FBI searched NSA spying records on Americans -- without a court order: report
FBI Director Christopher Wray tells the Senate Judiciary Committee that Russia is still trying to interfere in US elections (AFP Photo/Saul LOEB)

On Monday, The Daily Beast reported that the FBI searched through huge collections of National Security Agency-gathered foreign communications for information on domestic terrorists and gangs in the United States — without any sort of authorization by a court.

"Even though the Foreign Intelligence Surveillance (FISA) Court warned the FBI in 2018 that its warrant-free queries, known as backdoor searches, were constitutionally alarming, the bureau still conducted queries relevant to criminal investigations about, among other things 'domestic terrorism involving racially motivated violent extremists,'" reported Spencer Ackerman. "The court's Judge James E. Boasberg found what he referred to as 'apparent widespread violations of the querying standard.'"

In addition to domestic terrorism, the report said, "The FISA Court recounts government acknowledgement that at least 40 FBI searches through the NSA's warrantlessly-collected data involved 'health care fraud, transnational organized crime, violent gangs' and 'public corruption and bribery.' On at least one occasion, around May 2020, an FBI analyst looked through the foreign NSA troves 'to vet [a] potential source in [a] predicated criminal investigation relating to public corruption.' Seven FBI field offices were implicated in 'these and a number of similar violations,' according to a November 18, 2020 FISA Court opinion declassified on Monday and signed by Boasberg."
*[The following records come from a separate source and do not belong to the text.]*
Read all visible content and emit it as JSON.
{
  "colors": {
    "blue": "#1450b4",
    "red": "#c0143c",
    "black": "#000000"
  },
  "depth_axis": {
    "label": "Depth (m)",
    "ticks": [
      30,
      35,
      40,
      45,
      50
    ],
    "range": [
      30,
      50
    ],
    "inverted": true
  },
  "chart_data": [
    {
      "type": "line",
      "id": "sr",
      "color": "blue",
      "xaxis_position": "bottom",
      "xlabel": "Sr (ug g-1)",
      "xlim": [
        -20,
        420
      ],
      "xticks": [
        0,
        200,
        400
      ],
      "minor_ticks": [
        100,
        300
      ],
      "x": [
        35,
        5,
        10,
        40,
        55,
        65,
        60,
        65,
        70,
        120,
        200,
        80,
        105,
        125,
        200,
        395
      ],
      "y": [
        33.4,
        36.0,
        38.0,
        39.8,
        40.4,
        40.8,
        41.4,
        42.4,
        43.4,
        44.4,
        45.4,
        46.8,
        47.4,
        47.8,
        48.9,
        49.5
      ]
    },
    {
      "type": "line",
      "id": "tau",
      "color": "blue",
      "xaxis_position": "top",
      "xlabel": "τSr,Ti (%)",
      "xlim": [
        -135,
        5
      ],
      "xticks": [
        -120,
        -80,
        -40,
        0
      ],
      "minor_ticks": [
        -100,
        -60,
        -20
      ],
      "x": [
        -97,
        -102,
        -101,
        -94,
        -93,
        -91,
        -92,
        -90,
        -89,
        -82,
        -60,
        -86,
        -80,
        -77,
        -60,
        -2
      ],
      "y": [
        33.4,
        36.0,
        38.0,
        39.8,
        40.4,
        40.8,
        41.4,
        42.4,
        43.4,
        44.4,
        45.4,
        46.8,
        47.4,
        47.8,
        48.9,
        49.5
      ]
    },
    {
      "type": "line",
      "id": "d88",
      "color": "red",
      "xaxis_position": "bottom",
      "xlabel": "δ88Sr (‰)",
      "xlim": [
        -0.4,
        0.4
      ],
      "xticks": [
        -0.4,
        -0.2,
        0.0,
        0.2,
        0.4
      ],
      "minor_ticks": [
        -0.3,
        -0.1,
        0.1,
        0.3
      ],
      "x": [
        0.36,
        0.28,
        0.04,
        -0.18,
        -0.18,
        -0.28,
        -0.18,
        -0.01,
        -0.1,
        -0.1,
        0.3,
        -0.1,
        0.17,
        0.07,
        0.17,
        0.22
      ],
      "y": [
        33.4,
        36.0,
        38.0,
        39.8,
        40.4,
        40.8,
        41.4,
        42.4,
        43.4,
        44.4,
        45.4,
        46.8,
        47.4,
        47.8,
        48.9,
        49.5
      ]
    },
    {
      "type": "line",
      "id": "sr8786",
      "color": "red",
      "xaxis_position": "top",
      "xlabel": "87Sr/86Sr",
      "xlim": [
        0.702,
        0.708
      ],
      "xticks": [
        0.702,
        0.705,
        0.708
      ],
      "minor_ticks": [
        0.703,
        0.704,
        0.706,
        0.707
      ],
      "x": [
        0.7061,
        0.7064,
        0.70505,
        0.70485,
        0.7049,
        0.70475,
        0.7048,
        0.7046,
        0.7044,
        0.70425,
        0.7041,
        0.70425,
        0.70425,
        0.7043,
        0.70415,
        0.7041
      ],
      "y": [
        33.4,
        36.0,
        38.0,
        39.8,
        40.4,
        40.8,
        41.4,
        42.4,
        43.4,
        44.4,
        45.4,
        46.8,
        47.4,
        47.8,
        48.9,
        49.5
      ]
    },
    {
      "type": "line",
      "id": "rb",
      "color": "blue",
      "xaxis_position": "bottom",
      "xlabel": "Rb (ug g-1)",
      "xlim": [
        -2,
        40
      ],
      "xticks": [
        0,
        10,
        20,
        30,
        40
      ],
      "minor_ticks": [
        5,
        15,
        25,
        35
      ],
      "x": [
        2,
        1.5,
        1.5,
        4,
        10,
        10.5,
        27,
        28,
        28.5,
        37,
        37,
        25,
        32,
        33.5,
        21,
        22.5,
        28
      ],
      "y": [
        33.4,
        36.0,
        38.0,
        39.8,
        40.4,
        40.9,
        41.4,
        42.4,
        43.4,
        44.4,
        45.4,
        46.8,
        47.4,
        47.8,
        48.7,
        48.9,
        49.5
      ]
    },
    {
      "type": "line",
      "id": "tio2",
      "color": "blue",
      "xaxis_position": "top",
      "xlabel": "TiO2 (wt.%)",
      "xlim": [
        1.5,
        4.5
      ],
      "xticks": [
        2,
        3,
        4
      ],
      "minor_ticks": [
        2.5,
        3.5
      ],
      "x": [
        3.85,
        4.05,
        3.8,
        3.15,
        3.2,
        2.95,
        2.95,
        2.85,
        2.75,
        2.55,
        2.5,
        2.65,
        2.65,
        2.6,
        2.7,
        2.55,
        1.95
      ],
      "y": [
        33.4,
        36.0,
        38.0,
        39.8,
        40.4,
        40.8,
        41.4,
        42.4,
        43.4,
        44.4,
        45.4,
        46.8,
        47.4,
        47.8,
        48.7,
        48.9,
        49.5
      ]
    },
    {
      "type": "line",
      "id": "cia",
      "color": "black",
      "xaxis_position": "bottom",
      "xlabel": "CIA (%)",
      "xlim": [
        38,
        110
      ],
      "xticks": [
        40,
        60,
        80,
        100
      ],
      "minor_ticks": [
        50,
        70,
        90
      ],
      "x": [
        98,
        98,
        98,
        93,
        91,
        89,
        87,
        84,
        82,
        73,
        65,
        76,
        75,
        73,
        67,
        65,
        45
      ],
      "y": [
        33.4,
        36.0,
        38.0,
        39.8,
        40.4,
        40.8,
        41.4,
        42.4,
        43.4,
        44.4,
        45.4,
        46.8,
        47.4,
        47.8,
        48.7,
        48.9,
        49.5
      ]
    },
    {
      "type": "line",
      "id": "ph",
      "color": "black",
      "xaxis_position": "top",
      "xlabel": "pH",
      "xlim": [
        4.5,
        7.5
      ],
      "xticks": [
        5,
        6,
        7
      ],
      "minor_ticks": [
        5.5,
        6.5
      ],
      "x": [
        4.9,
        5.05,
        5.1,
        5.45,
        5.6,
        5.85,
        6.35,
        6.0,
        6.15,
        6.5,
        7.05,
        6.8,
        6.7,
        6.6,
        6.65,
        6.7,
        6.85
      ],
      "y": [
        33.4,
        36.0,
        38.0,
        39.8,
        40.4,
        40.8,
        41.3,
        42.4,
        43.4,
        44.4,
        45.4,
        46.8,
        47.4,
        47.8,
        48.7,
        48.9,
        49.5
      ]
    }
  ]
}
The FBI maintains that none of these searches were actually "used in a civil or criminal proceeding" — but had they been, these searches could have jeopardized suspects' right to a fair trial and given ammunition for appeal. Indeed, noted the report, "In an opinion released in 2019, the Court explicitly warned the FBI that its backdoor searches were dubious under the Fourth Amendment."

In recent years, the NSA has reduced the use of warrantless surveillance of some Americans as the programs to do so have become controversial.